Step 6: Inspect Sessions
Replay is a data-only projection over what a session already knows. It does not call any capability and is safe to run anywhere.
{:ok, replay} = Jidoka.Session.replay(session)
replay.timeline
replay.journal
replay.pending_reviewsFor human-readable inspection of a session, snapshot, or request, use
Jidoka.inspect/1. For trace projection see
Tracing And Events.
Common Patterns
- Session per external identifier. Use the same id the surrounding product uses (chat thread, ticket, workflow) instead of generating a fresh one. This keeps lookups idempotent.
- Pass the store on every call. The store reference is just data, and passing it makes the call self-contained. Avoid hiding it behind global state.
- Prefer
chat/3for product code. Reach forrun/3when you need the full result, the journal, or to observe a hibernation snapshot. - Keep capabilities out of session metadata. Provider clients, pids, and credentials belong in the runtime options for each call, not on the serializable session.
- Use
claim_session/3in multi-worker deployments. It is the difference between two workers racing on the same turn and one worker observing{:error, {:session_already_running, _}}and backing off.
Testing
Sessions are easy to test because every capability is injectable.

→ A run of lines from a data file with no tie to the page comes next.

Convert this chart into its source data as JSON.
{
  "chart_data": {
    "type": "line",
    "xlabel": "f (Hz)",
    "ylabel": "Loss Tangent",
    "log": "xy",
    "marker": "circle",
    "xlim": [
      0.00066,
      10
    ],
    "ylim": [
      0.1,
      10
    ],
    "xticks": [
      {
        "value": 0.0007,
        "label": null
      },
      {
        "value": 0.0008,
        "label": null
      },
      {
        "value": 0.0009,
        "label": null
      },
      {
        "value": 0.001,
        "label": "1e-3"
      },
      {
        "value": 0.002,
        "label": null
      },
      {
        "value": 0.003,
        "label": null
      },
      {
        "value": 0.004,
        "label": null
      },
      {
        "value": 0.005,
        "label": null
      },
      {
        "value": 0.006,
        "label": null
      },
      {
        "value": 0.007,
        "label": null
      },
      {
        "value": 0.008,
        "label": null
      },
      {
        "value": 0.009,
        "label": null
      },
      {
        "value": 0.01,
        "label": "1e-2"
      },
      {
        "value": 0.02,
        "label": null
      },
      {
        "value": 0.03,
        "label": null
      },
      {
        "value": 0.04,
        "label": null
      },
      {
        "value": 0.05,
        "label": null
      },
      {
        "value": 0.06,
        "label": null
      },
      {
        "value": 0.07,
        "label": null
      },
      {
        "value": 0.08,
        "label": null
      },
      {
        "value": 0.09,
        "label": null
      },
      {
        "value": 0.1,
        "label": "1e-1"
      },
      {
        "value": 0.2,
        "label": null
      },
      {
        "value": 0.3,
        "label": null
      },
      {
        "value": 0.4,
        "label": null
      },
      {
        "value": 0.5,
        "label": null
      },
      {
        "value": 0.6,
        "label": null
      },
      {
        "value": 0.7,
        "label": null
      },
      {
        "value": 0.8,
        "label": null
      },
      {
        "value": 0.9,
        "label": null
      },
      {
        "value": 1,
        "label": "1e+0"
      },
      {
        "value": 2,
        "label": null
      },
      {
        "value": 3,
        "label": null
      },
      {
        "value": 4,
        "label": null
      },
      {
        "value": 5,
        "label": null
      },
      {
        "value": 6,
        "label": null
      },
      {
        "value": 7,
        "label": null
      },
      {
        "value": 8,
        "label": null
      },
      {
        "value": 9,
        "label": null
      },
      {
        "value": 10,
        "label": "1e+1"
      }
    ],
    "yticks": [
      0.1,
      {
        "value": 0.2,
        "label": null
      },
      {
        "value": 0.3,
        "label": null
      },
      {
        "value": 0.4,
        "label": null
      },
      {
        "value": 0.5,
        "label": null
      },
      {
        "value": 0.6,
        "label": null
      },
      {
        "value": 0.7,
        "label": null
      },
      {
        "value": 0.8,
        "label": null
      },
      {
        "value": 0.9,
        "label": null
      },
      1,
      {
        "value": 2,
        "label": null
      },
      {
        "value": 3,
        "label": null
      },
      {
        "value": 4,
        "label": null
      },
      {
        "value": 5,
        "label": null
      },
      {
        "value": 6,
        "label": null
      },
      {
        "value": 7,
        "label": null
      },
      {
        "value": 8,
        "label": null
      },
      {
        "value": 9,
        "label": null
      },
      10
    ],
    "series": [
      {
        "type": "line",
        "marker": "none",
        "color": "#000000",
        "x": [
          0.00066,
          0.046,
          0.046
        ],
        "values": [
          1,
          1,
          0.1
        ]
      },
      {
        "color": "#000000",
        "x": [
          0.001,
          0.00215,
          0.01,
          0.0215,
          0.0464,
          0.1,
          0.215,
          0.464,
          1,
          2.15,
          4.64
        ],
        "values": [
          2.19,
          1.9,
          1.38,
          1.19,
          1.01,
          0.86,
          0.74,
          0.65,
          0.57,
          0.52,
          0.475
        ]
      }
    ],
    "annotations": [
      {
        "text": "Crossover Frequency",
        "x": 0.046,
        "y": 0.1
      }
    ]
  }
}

A deterministic LLM and the in-memory store are usually enough.
test "session keeps history across turns" do
{:ok, pid} = Jidoka.Harness.Store.InMemory.start_link()
store = {Jidoka.Harness.Store.InMemory, pid: pid}
llm = fn _intent, journal ->
case map_size(journal.results) do
0 -> {:ok, %{type: :final, content: "first"}}
_ -> {:ok, %{type: :final, content: "second"}}
end
end
{:ok, session} = Jidoka.Session.start(MyApp.SupportAgent, "s1", store: store)
{:ok, _session, "first"} = Jidoka.Session.chat("s1", "hi", store: store, llm: llm)
{:ok, session, "second"} = Jidoka.Session.chat("s1", "again", store: store, llm: llm)
assert length(session.requests) == 2
assert session.status == :finished
endFor multi-worker safety, write a test that calls Jidoka.Session.run/3
twice concurrently against the same id and assert one call returns
{:error, {:session_already_running, _}}.
Troubleshooting
| Symptom | Likely Cause | Fix |
|---|---|---|
{:error, :missing_harness_store} | A session id was passed without a store: option. | Pass the store on every call, or hold the session struct and pass it directly. |
{:error, {:session_not_found, id}} | The id was never started against this store. | Call Jidoka.Session.start/3 with session_id: id, store: store. |
{:error, {:session_already_running, id}} | Two callers tried to run the same session at the same time. | Serialize callers; if this is expected, retry after the prior call returns. |
{:error, {:missing_session_snapshot, id}} | Resume was called on a session that never hibernated. | Run a new turn instead, or hibernate explicitly with a checkpoint policy. |
{:error, {:conflicting_session_ids, _, _}} | Both :id and :session_id were passed with different values. | Pass only :session_id, or make them equal. |
{:error, {:unsupported_session_schema_version, _, 1}} | A persisted payload predates the current schema. | Migrate the row to schema version 1 or discard it. |
Reference
Key modules touched in this guide:
Jidoka.Session- public facade forstart/2,run/3,chat/3,resume/2,pending_reviews/1,replay/1.Jidoka.Harness.Session- durable session struct withschema_version/0 == 1.Jidoka.Harness.Store- persistence behaviour.Jidoka.Harness.Store.InMemory- reference store for tests and examples.Jidoka.Review.Request- shape returned bypending_reviews/1.
Related Guides
- Snapshots And Resume - the durable artifact a session hibernates to.
- Human In The Loop - pending reviews and the approve/deny resume path.
- Tracing And Events - what
Jidoka.Session.replay/1projects under the hood. - Runtime And Harness - internals for sessions, stores, and replay.